Lyme Academy College of Fine Arts, 84 Lyme Street, Old Lyme,
5-7 p.m.; 5 p.m., reception; 6 p.m., lecture; $15 for both; lecture by Dr. Karen L. Schiff; limited seating; reservations required; RSVP Kristen Brady firstname.lastname@example.org (860) 434-3571 ext. 121.
Artist/theorist Karen Schiff will consider selected abstract paintings from the 20th and 21st centuries as responses to social conditions. Artists such as Pablo Picasso, Jackson Pollock, Mark Rothko, Yayoi Kusama, and Agnes Martin can be seen as offering visual reflections on world events, and as formulating new conceptual frameworks for making sense of our rapidly changing culture. The lecture concludes with speculations on very recent phenomena in international politics and non-representational painting such as “zombie abstraction” and a linguistic ambiguity in political discourse, and suggests some political roles for abstract art.
Karen Schiff earned an MFA in Studio Art from the School of the Museum of Fine Arts / Tufts University in 2006, with Honors in Drawing; she also has studio training from the Rhode Island School of Design, the New York Studio School, and the Art Students League of New York. She was motivated to return to making art after seeing the work of Agnes Martin, during her her doctoral studies in Comparative Literature and Literary Theory, and Martin’s artwork, writings, and life story continue to be touchstones. She earned a PhD from the University of Pennsylvania in 1998 and became an Assistant Professor of Interdisciplinary Humanities and Literature in an English department; her more recent research, teaching, and writing are all filtered through her renewed studio practice.

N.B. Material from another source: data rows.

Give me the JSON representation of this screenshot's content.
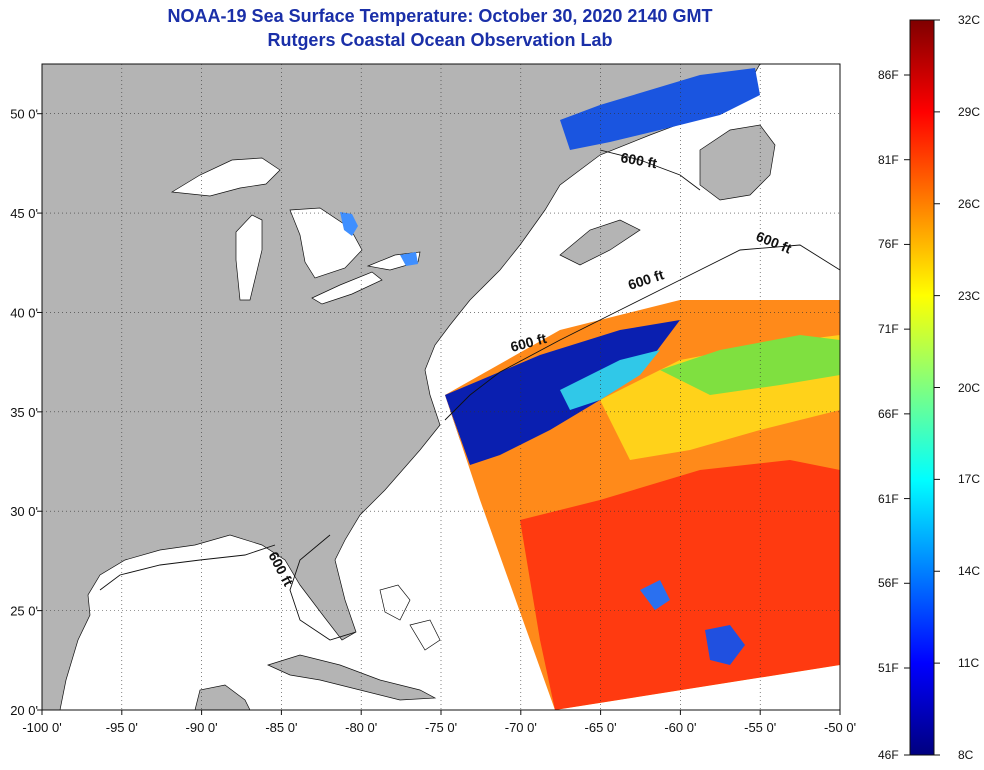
{
  "title": {
    "line1": "NOAA-19 Sea Surface Temperature:  October 30, 2020 2140 GMT",
    "line2": "Rutgers Coastal Ocean Observation Lab"
  },
  "map": {
    "lon_range": [
      -100,
      -50
    ],
    "lat_range": [
      20,
      52.5
    ],
    "x_ticks": [
      -100,
      -95,
      -90,
      -85,
      -80,
      -75,
      -70,
      -65,
      -60,
      -55,
      -50
    ],
    "x_tick_labels": [
      "-100 0'",
      "-95 0'",
      "-90 0'",
      "-85 0'",
      "-80 0'",
      "-75 0'",
      "-70 0'",
      "-65 0'",
      "-60 0'",
      "-55 0'",
      "-50 0'"
    ],
    "y_ticks": [
      20,
      25,
      30,
      35,
      40,
      45,
      50
    ],
    "y_tick_labels": [
      "20 0'",
      "25 0'",
      "30 0'",
      "35 0'",
      "40 0'",
      "45 0'",
      "50 0'"
    ],
    "contour_label": "600 ft",
    "land_color": "#b4b4b4",
    "grid": true
  },
  "colorbar": {
    "celsius_labels": [
      "32C",
      "29C",
      "26C",
      "23C",
      "20C",
      "17C",
      "14C",
      "11C",
      "8C"
    ],
    "fahrenheit_labels": [
      "86F",
      "81F",
      "76F",
      "71F",
      "66F",
      "61F",
      "56F",
      "51F",
      "46F"
    ],
    "celsius_range": [
      8,
      32
    ]
  }
}
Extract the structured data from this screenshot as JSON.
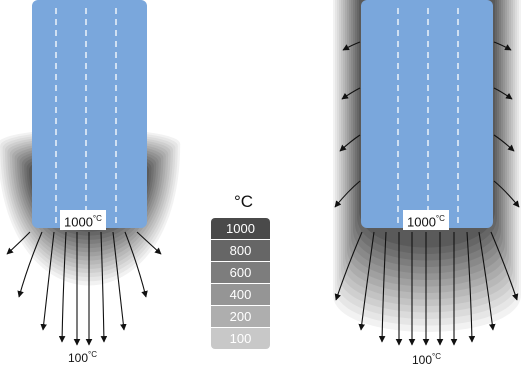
{
  "legend": {
    "unit": "°C",
    "levels": [
      {
        "label": "1000",
        "color": "#4a4a4a"
      },
      {
        "label": "800",
        "color": "#666666"
      },
      {
        "label": "600",
        "color": "#7d7d7d"
      },
      {
        "label": "400",
        "color": "#959595"
      },
      {
        "label": "200",
        "color": "#aeaeae"
      },
      {
        "label": "100",
        "color": "#c8c8c8"
      }
    ]
  },
  "left_panel": {
    "heated_temp": "1000",
    "heated_unit": "°C",
    "edge_temp": "100",
    "edge_unit": "°C"
  },
  "right_panel": {
    "heated_temp": "1000",
    "heated_unit": "°C",
    "edge_temp": "100",
    "edge_unit": "°C"
  },
  "colors": {
    "block_fill": "#7aa7dc",
    "gradient_dark": "#5a5a5a",
    "gradient_light": "#f2f2f2"
  }
}
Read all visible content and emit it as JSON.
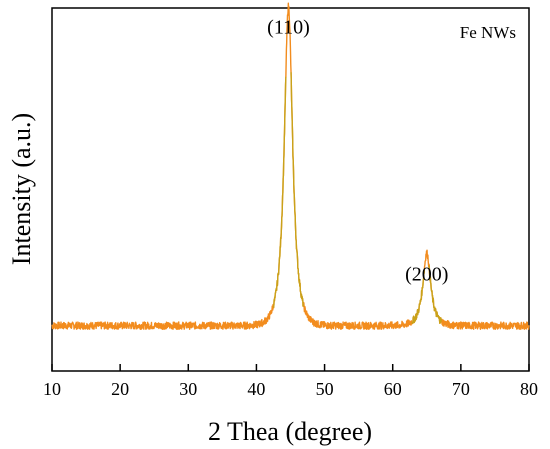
{
  "chart_data": {
    "type": "line",
    "xlabel": "2 Thea (degree)",
    "ylabel": "Intensity (a.u.)",
    "xlim": [
      10,
      80
    ],
    "ylim": [
      0,
      1
    ],
    "x_ticks": [
      "10",
      "20",
      "30",
      "40",
      "50",
      "60",
      "70",
      "80"
    ],
    "y_ticks_shown": false,
    "grid": false,
    "legend_position": "top-right",
    "legend": [
      "Fe NWs"
    ],
    "series": [
      {
        "name": "Fe NWs",
        "colors": [
          "#f28c1e",
          "#c9a21a"
        ],
        "baseline": 0.125,
        "noise_amplitude": 0.01,
        "peaks": [
          {
            "label": "(110)",
            "x": 44.7,
            "height": 0.88
          },
          {
            "label": "(200)",
            "x": 65.0,
            "height": 0.2
          }
        ]
      }
    ],
    "annotations": [
      {
        "text": "(110)",
        "x": 44.7,
        "y": 0.93
      },
      {
        "text": "(200)",
        "x": 65.0,
        "y": 0.25
      }
    ]
  }
}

Karen’s artwork has appeared in Art Journal from the College Art Association and in many gallery and museum exhibitions: in “Art = Text = Art,” for instance, her work traveled with other selections from the Kramarsky collection of contemporary drawing to four museums in the U.S. and in Iceland (see artequalstext.com). Her most recent solo exhibition was “Broken Letters (After Agnes),” at First Things Gallery in New York City in 2017.